Alternatively, consider small business financial assistance programs to help you cover business expenses such as those administered by the SBA. Under the CARES Act, the SBA is providing low-interest disaster recovery loans up to $2 million to businesses impacted by the situation. These loans, funded by banks but guaranteed by the SBA, can be used to pay fixed debts, payroll, accounts payable and other bills. Long-term repayments up to a maximum of 30 years keep payments affordable.
The CARES Act also offers small business owners a $10,000 advance on an Emergency Economic Injury Disaster Loan (EIDL) that does not have to be paid back. The program provides loans up to $200,000.
In addition to SBA loans, the federal government is also offsetting paid sick and paid leave costs for employers with an employer tax credit, equal to 100% of benefits paid.
Keep an eye on shifting developments at the government level that directly affect your work such as filing documents and turnaround times. Many Secretary of State offices have eliminated expedited services, while others have removed or greatly restricted counter service. Keep abreast of Secretary of State availability and other impacts on our COVID-19 resources page.
Having a remote workforce can also introduce new state compliance requirements that must be considered such as state payroll and income tax filing, or the need to register to do business in a new state.

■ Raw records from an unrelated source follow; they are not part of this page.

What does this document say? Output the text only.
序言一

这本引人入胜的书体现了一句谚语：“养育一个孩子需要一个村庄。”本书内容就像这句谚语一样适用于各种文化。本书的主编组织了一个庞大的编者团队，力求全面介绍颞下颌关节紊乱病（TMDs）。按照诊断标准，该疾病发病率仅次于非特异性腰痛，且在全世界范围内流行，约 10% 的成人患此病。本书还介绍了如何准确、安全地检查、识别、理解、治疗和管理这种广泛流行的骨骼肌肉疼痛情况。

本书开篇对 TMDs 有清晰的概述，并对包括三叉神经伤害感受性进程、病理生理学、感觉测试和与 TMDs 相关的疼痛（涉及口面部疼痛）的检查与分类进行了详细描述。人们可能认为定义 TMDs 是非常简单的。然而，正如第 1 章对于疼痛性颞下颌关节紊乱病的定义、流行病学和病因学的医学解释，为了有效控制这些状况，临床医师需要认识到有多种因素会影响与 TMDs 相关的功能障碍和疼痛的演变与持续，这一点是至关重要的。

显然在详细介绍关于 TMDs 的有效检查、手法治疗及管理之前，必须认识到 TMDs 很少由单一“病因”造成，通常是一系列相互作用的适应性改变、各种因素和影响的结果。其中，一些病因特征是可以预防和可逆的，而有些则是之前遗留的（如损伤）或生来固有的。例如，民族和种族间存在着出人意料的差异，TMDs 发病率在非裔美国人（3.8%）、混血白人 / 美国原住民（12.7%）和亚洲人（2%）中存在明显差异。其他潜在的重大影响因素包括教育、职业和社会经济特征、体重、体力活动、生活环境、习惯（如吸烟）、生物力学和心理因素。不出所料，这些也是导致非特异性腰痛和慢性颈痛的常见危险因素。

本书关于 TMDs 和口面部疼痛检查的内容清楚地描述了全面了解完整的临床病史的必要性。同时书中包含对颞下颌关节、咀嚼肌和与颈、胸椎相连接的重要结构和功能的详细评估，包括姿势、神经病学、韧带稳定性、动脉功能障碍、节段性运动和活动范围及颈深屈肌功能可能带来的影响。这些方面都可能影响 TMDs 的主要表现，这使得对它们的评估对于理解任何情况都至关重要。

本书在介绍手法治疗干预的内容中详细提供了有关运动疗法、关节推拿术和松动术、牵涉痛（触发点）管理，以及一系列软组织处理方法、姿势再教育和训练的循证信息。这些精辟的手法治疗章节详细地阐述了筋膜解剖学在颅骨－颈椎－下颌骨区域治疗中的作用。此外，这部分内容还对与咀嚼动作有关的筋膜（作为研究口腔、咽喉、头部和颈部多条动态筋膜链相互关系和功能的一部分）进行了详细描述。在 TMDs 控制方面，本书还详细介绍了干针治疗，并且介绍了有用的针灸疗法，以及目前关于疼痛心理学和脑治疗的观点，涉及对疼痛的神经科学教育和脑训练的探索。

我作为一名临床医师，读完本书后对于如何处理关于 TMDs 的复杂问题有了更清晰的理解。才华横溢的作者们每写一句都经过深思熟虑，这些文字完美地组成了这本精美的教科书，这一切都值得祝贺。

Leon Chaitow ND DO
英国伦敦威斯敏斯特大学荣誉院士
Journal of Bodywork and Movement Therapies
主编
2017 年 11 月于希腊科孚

With your employees safe and healthy, and your operational and financial impacts mitigated as best you can; take stock and think about how you’ll successfully restore operations when the COVID-19 pandemic is over.
This is likely to be a life-changing event that could bring a wealth of new opportunities for innovative business owners. Look for immediate gains like renegotiating contracts with suppliers and vendors. Listen to your customers and find ways to show renewed appreciation for them. Find ways to introduce greater efficiencies into your business, such as reducing your physical footprint by making permanent your work from home policies. And consider your financial situation. Are there measures you can take to ensure you have healthy cash flow and a safety net going forward?
None of us knows what’s coming next or if we’ll face a pandemic like this again in our lifetimes. But it pays to have a business continuity plan to bring your business through emergencies like COVID-19 and ensure it’s in a strong position for recovery once it has passed.